All shopped out
Adieu to ShopFest 2006. The Dubai Shopping Festival has officially been cancelled until next year:
Dubai, Jan. 9th, 2006 (WAM)– The current round of Dubai Shopping Festival has been deferred to the next round, in mourning of the late Sheikh Maktoum bin Rashid Al Maktoum, organisers have announced.
Festival Coordinator Saeed Al Naboudah said all the activities had been deferred to the next round, scheduled for the 20th of December, 2006.
But the sales are still on, and presumably the Globule Village, just not the festivities and fireworks.
An interesting question: was this Jordanian motorist just stupid or really, imbecilicly cretinous? The 33-year-old Emir of Amman was driving like an idiot and flashing his lights (something which should be a capital offence, except for drivers genuinely stuck behind 40kmph Sunnymen); he then undertook from the inside and gave a less-than-royal wave to the driver he had been harrassing.
Who was a policeman:
“The policeman was driving in the fast lane and the motorist, travelling at the maximum speed, wanted to go faster. The policeman, however, refused to give him way.
“The outraged driver, swerved to the right lane, overtook the policeman, wound down his window and made an indecent gesture at him. The policeman went to a police station and reported the incident, giving a description of the car along with its number plate.”
Plain clothes or just plain cretinry?
Don’t fiddle with our freedom
Does anyone else find this increasingly unlikely, now the founder of these free zones, who has long extolled the virtues of their freedom, is the Vice President of the UAE?
“[UAE Telecoms Regulatory Authority director general Mohamed Al] Ghanim warned that [TECOM] must abide by UAE censors, who last week banned access to the online version of Britain’s popular The Sun newspaper.
“The Internet will remain censored for cultural reasons. We have to keep our culture protected,” he said. TECOM “will have to abide by the rules”.
Dubai’s free zones have lured scores of media brands, including CNN and the BBC, on the promise of freedom from censorship, which is the norm in the Arab world. Some observers fear online censorship within the zones could undermine their reputation as creative hubs.”
Mirror image of Dubai
A happy new year throughout the sandlands and beyond, as the UK Mirror encourages yet more hordes of Brits to enjoy the delights of Dubai:
“Ask any long-haul air crew about their favourite layover destination and they’ll tell you that top of their list is Dubai, in the United Arab Emirates.”
Is it really? Any air crews reading this, do feel free to check in with your comments.
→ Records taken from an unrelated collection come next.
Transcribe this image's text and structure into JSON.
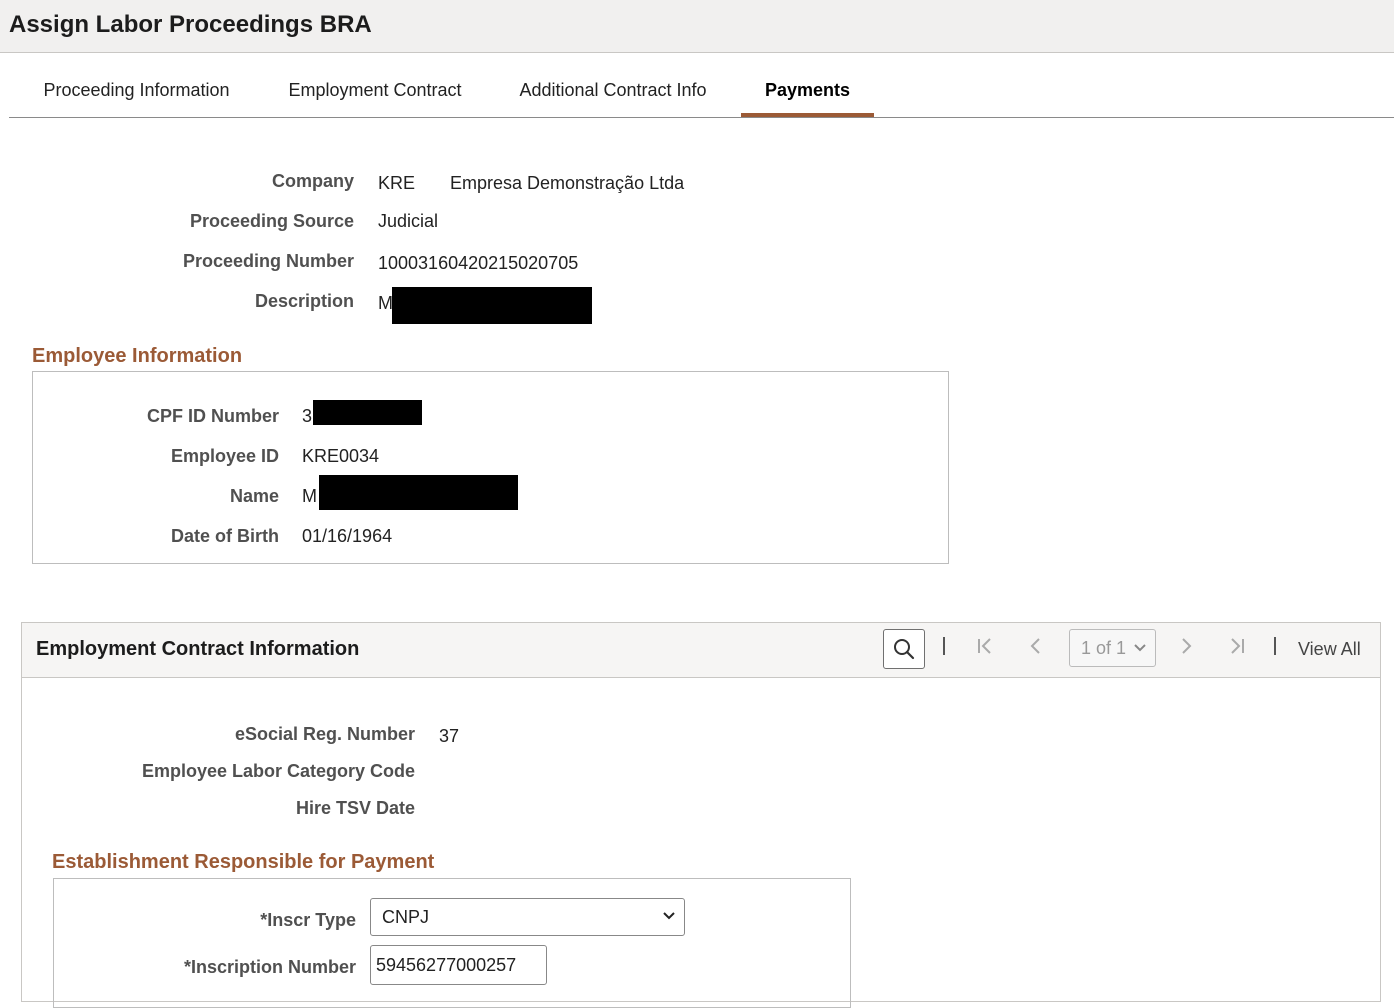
{
  "header": {
    "title": "Assign Labor Proceedings BRA"
  },
  "tabs": [
    {
      "label": "Proceeding Information",
      "active": false
    },
    {
      "label": "Employment Contract",
      "active": false
    },
    {
      "label": "Additional Contract Info",
      "active": false
    },
    {
      "label": "Payments",
      "active": true
    }
  ],
  "proceeding": {
    "company_label": "Company",
    "company_code": "KRE",
    "company_name": "Empresa Demonstração Ltda",
    "source_label": "Proceeding Source",
    "source_value": "Judicial",
    "number_label": "Proceeding Number",
    "number_value": "10003160420215020705",
    "description_label": "Description",
    "description_value": "M"
  },
  "employee": {
    "section_title": "Employee Information",
    "cpf_label": "CPF ID Number",
    "cpf_value": "3",
    "id_label": "Employee ID",
    "id_value": "KRE0034",
    "name_label": "Name",
    "name_value": "M",
    "dob_label": "Date of Birth",
    "dob_value": "01/16/1964"
  },
  "contract_grid": {
    "title": "Employment Contract Information",
    "pager_text": "1 of 1",
    "view_all": "View All",
    "esocial_label": "eSocial Reg. Number",
    "esocial_value": "37",
    "labor_cat_label": "Employee Labor Category Code",
    "hire_tsv_label": "Hire TSV Date"
  },
  "establishment": {
    "section_title": "Establishment Responsible for Payment",
    "inscr_type_label": "*Inscr Type",
    "inscr_type_value": "CNPJ",
    "inscr_number_label": "*Inscription Number",
    "inscr_number_value": "59456277000257"
  },
  "colors": {
    "accent": "#9b5a36",
    "title_bar": "#f1f0ef"
  },
  "icons": [
    "search-icon",
    "first-page-icon",
    "previous-page-icon",
    "next-page-icon",
    "last-page-icon",
    "chevron-down-icon"
  ]
}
But what a fascinating range of alternately obscure, overpriced or seedy venues the Mirror suggests:
“The atmospheric Night Souk features stores selling fashion, accessories, electronic gadgets, cosmetics, jewellery, watches and a range of exotic goods such as Persian carpets and spices.
“Open from 8pm to 3am, this is the hottest place to shop in the coolest part of the day, while the newly-revamped Global Village next door brings together music, dance, arts, handicrafts, theatre and cuisine and is a much sought-after destination.”
Are there Persian carpets at the Night Souq? From memory, it offers discounted, outdated consumer electronics and factory clearance jeans. And “next door” to the Global Village? Yes, if you live on a remote ice station in Antarctica and your nearest neighbours are 30 miles away.
“Lots of tour firms offer 4×4 desert safaris, visiting bedouin camps” – bedouin camps, yes, with plumbed toilets, alcohol, resident henna ladies and belly-dancers, and only two ancient, over-decorated camels per tribe. “Golf vies with horse racing as Dubai’s second religion – Islam, of course, being the first.” – a statement of both questionable taste and accuracy: money is Dubai’s second religion. “Falling off your windsurfer is like plunging into a warm bath” – not in winter, unless you’re the Antarctica family again, and your water heater is broken. “And despite all the offshore building work – they are currently constructing the Palm, a huge offshore island – the sea is surprisingly clear” – is it? Certainly compared to the pristine turquoise glass of four years ago, before the dredging started, it isn’t.
But for the average Mirror-reader-coming-to-Dubai, there are at least a couple of pieces of useful advice:
“If you’re after something more basic, there are three McDonald’s in Dubai as well as Burger Kings, KFCs and a couple of Pizza Huts.”
“Cyclone The Club, in downtown Dubai, is one of the biggest venues in the Middle East.”
Mirror readers will be delighted to find out precisely what it is “big” for.